Leggett & Platt vs FIGS
Leggett & Platt manufactures beds, furniture components, and wire forms for mass-market consumer and industrial buyers and has been cutting its dividend and restructuring to address years of underperformance while FIGS sells premium scrubs and medical apparel directly to healthcare workers through a direct-to-consumer model built on brand identity and community. Both companies sell physical goods to their respective customers but at opposite ends of the brand and margin spectrum. The Leggett & Platt vs FIGS comparison reveals how legacy manufacturing economics contrast with a DTC brand's path to profitable scale.
Leggett & Platt manufactures beds, furniture components, and wire forms for mass-market consumer and industrial buyers and has been cutting its dividend and restructuring to address years of underperf...
Investment Analysis
Pros
- Leggett & Platt's Q2 2025 revenue surpassed expectations at $1.1 billion, showing resilience amid challenging market conditions.
- The company reduced its total debt by $143 million to $1.8 billion, highlighting improved financial discipline.
- Leggett & Platt is considered undervalued based on discounted cash flow analysis and has a stable dividend yield of around 2.18%.
Considerations
- The company’s sales declined by 6% year-over-year in Q2 2025, reflecting a continued sales contraction in key segments like bedding products.

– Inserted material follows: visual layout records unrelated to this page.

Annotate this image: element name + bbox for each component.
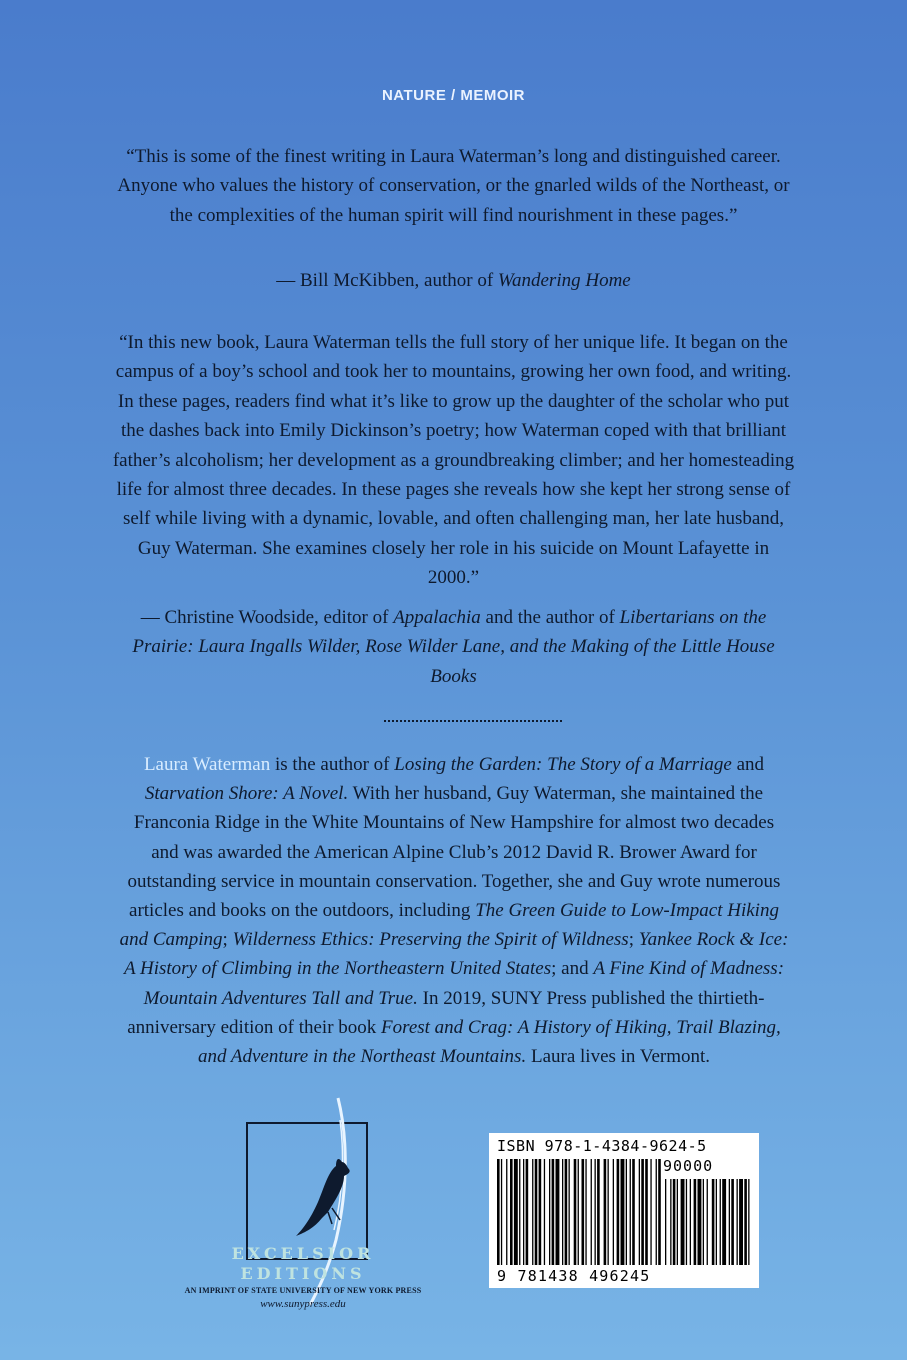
barcode-bar [562,1159,563,1265]
barcode-bar [698,1179,702,1265]
barcode-bar [731,1179,734,1265]
barcode-bar [591,1159,592,1265]
barcode-bar [707,1179,708,1265]
book-title: Wilderness Ethics: Preserving the Spirit of Wildness [232,929,629,951]
barcode-bar [677,1179,678,1265]
barcode-bar [578,1159,579,1265]
barcode-digits: 9 781438 496245 [497,1267,651,1285]
barcode-bar [535,1159,538,1265]
book-title: Yankee Rock & Ice: A History of Climbing in the Northeastern United States [123,929,789,980]
barcode-bar [549,1159,550,1265]
barcode-bar [595,1159,596,1265]
barcode-bar [510,1159,513,1265]
isbn-barcode [489,1133,759,1288]
barcode-bar [739,1179,743,1265]
blurb-quote-1: “This is some of the finest writing in Laura Waterman’s long and distinguished career. Anyone who values the history of conservation, or the gnarled wilds of the Northeast, or the complexities of the human spirit will find nourishment in these pages.” [117,146,790,226]
bio-text: With her husband, Guy Waterman, she maintained the Franconia Ridge in the White Mountains of New Hampshire for almost two decades and was awarded the American Alpine Club’s 2012 David R. Brower Award for outstanding service in mountain conservation. Together, she and Guy wrote numerous articles and books on the outdoors, including [127,783,781,922]
barcode-bar [556,1159,560,1265]
bio-text: Laura lives in Vermont. [526,1046,711,1068]
publisher-url: www.sunypress.edu [260,1298,346,1310]
barcode-bar [585,1159,586,1265]
barcode-bar [613,1159,614,1265]
barcode-bar [650,1159,651,1265]
barcode-bar [501,1159,502,1265]
barcode-bar [597,1159,600,1265]
book-title: A Fine Kind of Madness: Mountain Adventures Tall and True. [143,958,785,1009]
barcode-bar [720,1179,721,1265]
attribution-role: , author of [414,270,498,291]
barcode-bar [641,1159,644,1265]
barcode-bar [703,1179,704,1265]
logo-title-line1: EXCELSIOR [231,1244,375,1263]
author-bio [118,750,790,1071]
barcode-bar [744,1179,747,1265]
barcode-bar [639,1159,640,1265]
isbn-text: ISBN 978-1-4384-9624-5 [497,1137,707,1155]
dotted-divider [384,720,562,722]
book-title: Losing the Garden: The Story of a Marriage [394,754,732,775]
barcode-bar [737,1179,738,1265]
attribution-work: Wandering Home [497,270,631,291]
barcode-bar [712,1179,715,1265]
book-title: The Green Guide to Low-Impact Hiking and Camping [119,900,779,951]
logo-imprint: AN IMPRINT OF STATE UNIVERSITY OF NEW YORK PRESS [184,1286,422,1295]
barcode-icon [489,1133,759,1288]
barcode-bar [621,1159,625,1265]
barcode-bar [544,1159,545,1265]
barcode-bar [608,1159,609,1265]
barcode-bar [519,1159,520,1265]
barcode-bar [617,1159,620,1265]
barcode-bar [656,1159,657,1265]
bio-text: and [731,754,765,775]
barcode-bar [582,1159,585,1265]
barcode-bar [681,1179,685,1265]
barcode-bar [645,1159,648,1265]
book-title: Forest and Crag: A History of Hiking, Trail Blazing, and Adventure in the Northeast Mountains. [197,1016,781,1068]
attribution-name: Bill McKibben [300,270,415,291]
barcode-bar [716,1179,717,1265]
barcode-bar [626,1159,627,1265]
logo-title-line2: EDITIONS [240,1264,366,1283]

- Stock price has dropped over 29% in the last year and faces bearish sentiment with price forecasts suggesting further downside near term.
- The bedding segment saw a 10% sales decline in Q3 2025 due to weak demand, underlining exposure to cyclical consumer spending and industry headwinds.
FIGS
FIGS
Pros
- FIGS is a rapidly growing medical apparel brand benefiting from strong demand in healthcare uniforms and innovation in product design.
- The company has demonstrated effective digital direct-to-consumer sales strategies that have boosted brand recognition and revenue growth.
- FIGS maintains a solid cash position with manageable debt, supporting capacity for expansion and product development.
Considerations
- FIGS operates in a highly competitive market that includes established uniform suppliers and new entrants, posing risks to market share.
- Profitability remains sensitive to raw material costs and supply chain disruptions, impacting margins and operating leverage.
- Growth deceleration concerns have emerged as the company scales, with investor scrutiny on sustained revenue momentum and margin expansion.